I have heard of Sturgeon a lot since I was kid because my dad who isn't a fisherman by any means loved wildlife, and wanted to preserve it. However, I didn't know quite how big Sturgeon could grow to. To think that they could be over 6 feet in length and live for over 100 years is remarkable to me. Another thing is the fact that it has probably been around the Detroit river for years, and has had to survive the pollution that was in that river. When my parents were kids they say no one would swim in the Detroit River because of the pollution, but now it's hard to find a place to swim along Belle Isle because the river has been cleaned up over the years. This just shows how resilient Sturgeon are to stick around. What an interesting article.

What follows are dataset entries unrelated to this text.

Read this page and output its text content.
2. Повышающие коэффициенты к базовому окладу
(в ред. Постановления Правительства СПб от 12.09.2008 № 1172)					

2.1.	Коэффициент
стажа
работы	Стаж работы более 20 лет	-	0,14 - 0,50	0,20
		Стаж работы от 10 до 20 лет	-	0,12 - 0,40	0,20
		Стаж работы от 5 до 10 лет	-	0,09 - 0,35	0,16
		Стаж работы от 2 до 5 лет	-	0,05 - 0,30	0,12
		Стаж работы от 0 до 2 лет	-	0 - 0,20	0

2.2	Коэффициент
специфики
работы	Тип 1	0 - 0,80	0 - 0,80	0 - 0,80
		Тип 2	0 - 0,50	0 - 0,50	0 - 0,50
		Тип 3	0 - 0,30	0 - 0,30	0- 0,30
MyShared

As someone who basically has had fish and ponds my entire life this really saddens me. It always seems like humans try to stick our noses into places they dont need to be in. We overcorrect something that nature will correct on its own as it usually does with overpopulation issues. In all due time nature has its ways of maintaining balance and now we're stuck correcting a mistake that could have been entirely avoided.
I found this article to be super interesting. I think preserving water the the life that lives in it is a very important. Also, i think the fact that a fish can live that long is amazing. Hopefully in the future we can find ways to make more animals live a long life.
This article was very intriguing to me because I love to go fishing. I use it as a relaxing recreational activity to just ultimately enjoy the day with. To just sit back, relax, and catch a few fish. I agree with Tommy here that we should be taking more precautions when it comes to Michigan's policies on our lakes and aquatic life. Seeing a fish of this size be caught was surprising to me. Sturgeon are rare and hard to catch as it is, and to see one that has lived this long is remarkable. It makes me want to see more like this outlier of a fish but, with the over fishing and pollution that is caused by humans it is hard for this to happen. So this is why that it is so important that more strict policies are put in place to stop overfishing and pollution in its tracks so that fish like this can live in safe environments and grow.